20. 到此,hadoop2.7.0的配置完毕,可以通过浏览器访问来查看部署是否成功
namenode:http://namenode:50070
进程
donaldhan@nameNode:/bdp/hadoop/hadoop-2.7.1$ jps 2691 ZooKeeperMain 10851 JobHistoryServer 2404 QuorumPeerMain 10742 DFSZKFailoverController 10999 NodeManager 10281 DataNode 10141 NameNode 10525 JournalNode 14190 Jps
secondlynamenode:http://secondlynamenode:50070
进程
donaldhan@secondlyNamenode:/bdp/zookeeper/zookeeper-3.4.12/bin$ jps 7249 NameNode 7459 JournalNode 2420 QuorumPeerMain 9828 Jps 7349 DataNode 7595 DFSZKFailoverController 7757 NodeManager
resourcemanager:http://resourcemanager:8088
进程
donaldhan@resourceManager:/bdp/hadoop/dfs$ jps 8208 NodeManager 8066 ResourceManager 2227 QuorumPeerMain 10313 Jps 7950 JournalNode 7823 DataNode donaldhan@resourceManager:/bdp/hadoop/dfs$
jobhistroysever:http://namenode:19888
## 执行job
1. hdfs dfs -mkdir /user
2. hdfs dfs -mkdir /donaldhan
3. hdfs dfs -mkdir /input
4. hdfs dfs -put etc/hadoop/\*.xml /input
5. hadoop jar share/hadoop/mapreduce/hadoop-mapreduce-examples-2.7.1.jar grep /input /output 'dfs[a-z.]+'
6. hdfs dfs -get /output output //当前目录
7. cat output/* 查看结果
关闭hadoop
在resourceManager中
stop-yarn.sh
在namenode中
mr-jobhistory-daemon.sh stop historyserver stop-dfs.sh hadoop dfsadmin -safemode leave
注:以上过程有什么问题,可以查看相关日志文件
## 总结
我们从准备环境,配置zk,配置hadoop,并格式化HDFS,最后,跑了一个简单的JOB。如果在这个过程中,出现什么问题的话,首先检查权限,再检查网络,最后配置。这边文章我们的namenode是高可用的,但arn不是高可用的,RM(ResourceMananger) HA可以访问如下地址:
http://hadoop.apache.org/docs/stable/hadoop-yarn/hadoop-yarn-site/ResourceManagerHA.html。
## 附录
相关异常处理策略:
1. org.apache.hadoop.ipc.RemoteException(org.apache.hadoop.ipc.StandbyException): Operation category READ is not supported in state standby
原因:
因为掉电,导致hadoop 的HA 出现 org.apache.hadoop.ipc.RemoteException(org.apache.hadoop.ipc.StandbyException): Operation category READ is not supported in state standby 此问题,从web 页面查看,是两个节点都变成了standy,所以要切换namenode
解决方式:
hdfs haadmin -transitionToActive –forcemanual nm
2. org.apache.hadoop.ipc.Client: Retrying connect to server: amrm/192.168.32.132:8032. Already tried 8 time(s); retry policy is RetryUpToMaximumCountWithFixedSleep(maxRetries=10, sleepTime=1000 MILLISECONDS)

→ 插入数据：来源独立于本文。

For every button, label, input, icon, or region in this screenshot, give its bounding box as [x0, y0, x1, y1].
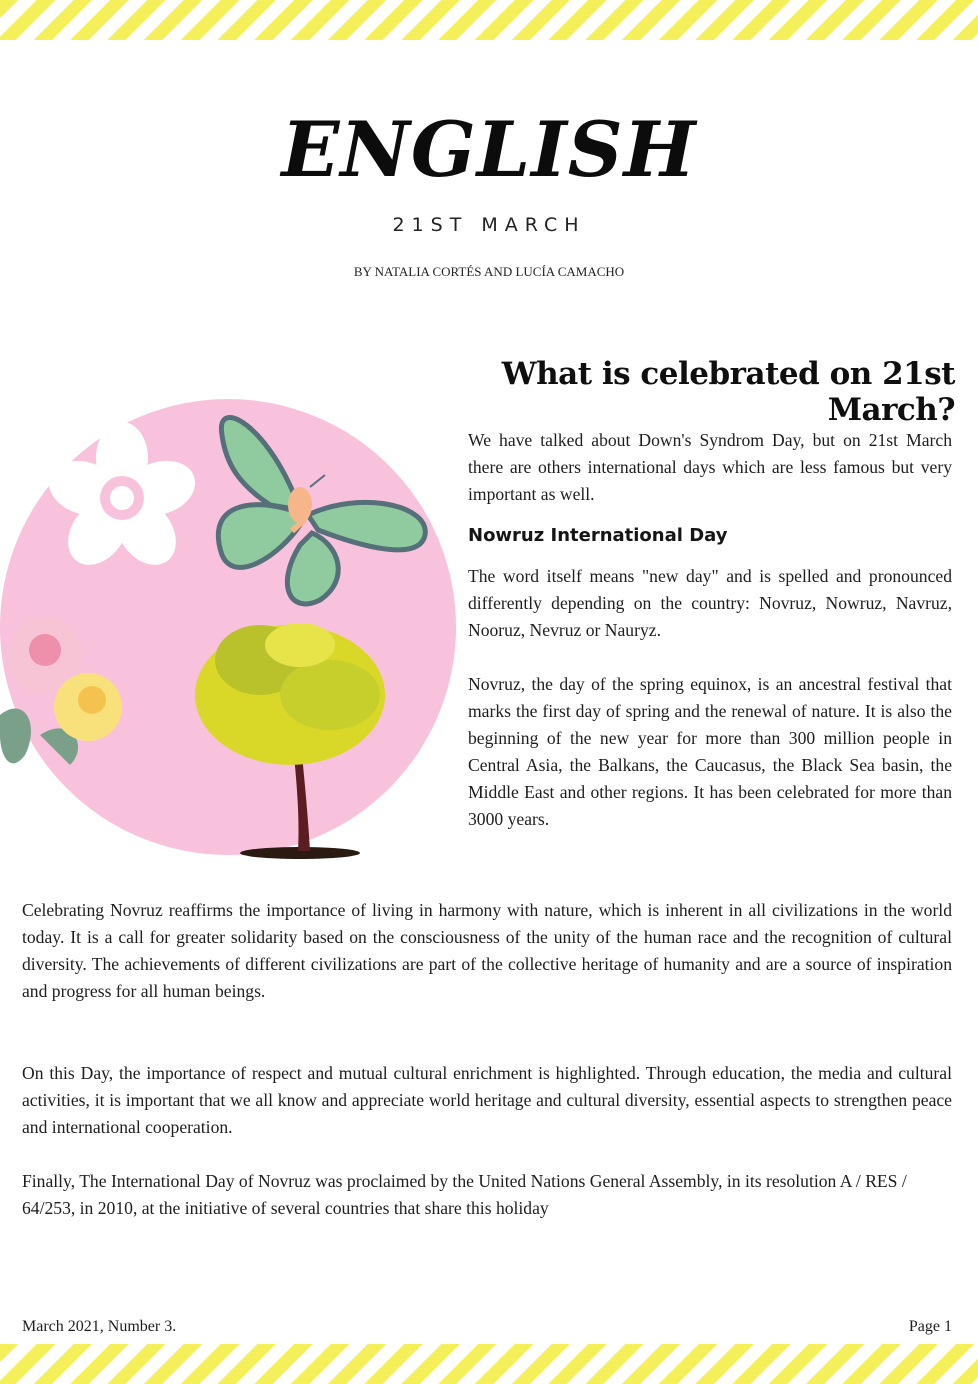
masthead-title: ENGLISH	[281, 105, 697, 194]
intro-paragraph: We have talked about Down's Syndrom Day, but on 21st March there are others international days which are less famous but very important as well.	[468, 430, 952, 504]
top-stripe-border	[0, 0, 978, 40]
celebrating-paragraph: Celebrating Novruz reaffirms the importance of living in harmony with nature, which is inherent in all civilizations in the world today. It is a call for greater solidarity based on the consciousness of the unity of the human race and the recognition of cultural diversity. The achievements of different civilizations are part of the collective heritage of humanity and are a source of inspiration and progress for all human beings.	[22, 900, 952, 1001]
footer-issue: March 2021, Number 3.	[22, 1318, 177, 1335]
spring-illustration	[0, 395, 460, 865]
issue-subtitle: 21ST MARCH	[392, 214, 586, 236]
nowruz-subheading: Nowruz International Day	[468, 525, 728, 546]
footer-page-number: Page 1	[908, 1318, 952, 1335]
bottom-stripe-border	[0, 1344, 978, 1384]
article-title: What is celebrated on 21st March?	[501, 356, 955, 428]
novruz-paragraph: Novruz, the day of the spring equinox, is an ancestral festival that marks the first day of spring and the renewal of nature. It is also the beginning of the new year for more than 300 million people in Central Asia, the Balkans, the Caucasus, the Black Sea basin, the Middle East and other regions. It has been celebrated for more than 3000 years.	[468, 674, 952, 829]
finally-paragraph: Finally, The International Day of Novruz was proclaimed by the United Nations General Assembly, in its resolution A / RES / 64/253, in 2010, at the initiative of several countries that share this holiday	[22, 1171, 907, 1218]
word-meaning-paragraph: The word itself means "new day" and is spelled and pronounced differently depending on the country: Novruz, Nowruz, Navruz, Nooruz, Nevruz or Nauryz.	[468, 566, 952, 640]
byline: BY NATALIA CORTÉS AND LUCÍA CAMACHO	[353, 264, 625, 279]
day-paragraph: On this Day, the importance of respect and mutual cultural enrichment is highlighted. Through education, the media and cultural activities, it is important that we all know and appreciate world heritage and cultural diversity, essential aspects to strengthen peace and international cooperation.	[22, 1063, 952, 1137]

telnet: Unable to connect to remote host: Connection refused Ubuntu 15.10
原因:网络不通
解决方式:
查看能否ping通,查看端口是否开放,如果能ping通,同时端口开放,用如下命令查看系统端口监听
netstat -ntulp
确保local Address的地址为0.0.0.0 或192.168.32.137。
解决办法 修改/etc/hosts 地址映射
3. org.apache.hadoop.ipc.RemoteException(org.apache.hadoop.ipc.StandbyException): Operation category WRITE is not supported in state standby
原因:name 处于standby状态
4. org.apache.hadoop.mapreduce.lib.input.InvalidInputException: Input path does not exist: hdfs://sname:9000/user/donaldhan/grep-temp-1382738569
这个是由于map的产生的文件放在分布式文件系统/user/${username}中新建
hdfs dfs -mkdir /user hdfs dfs -mkdir /user/${username}
5. java.io.IOException: Unknown Job job_1450012188054_0001 at org.apache.hadoop.mapreduce.v2.hs.HistoryClientService$HSClientProtocolHandler.verifyAndGetJob(HistoryClientService.java:218)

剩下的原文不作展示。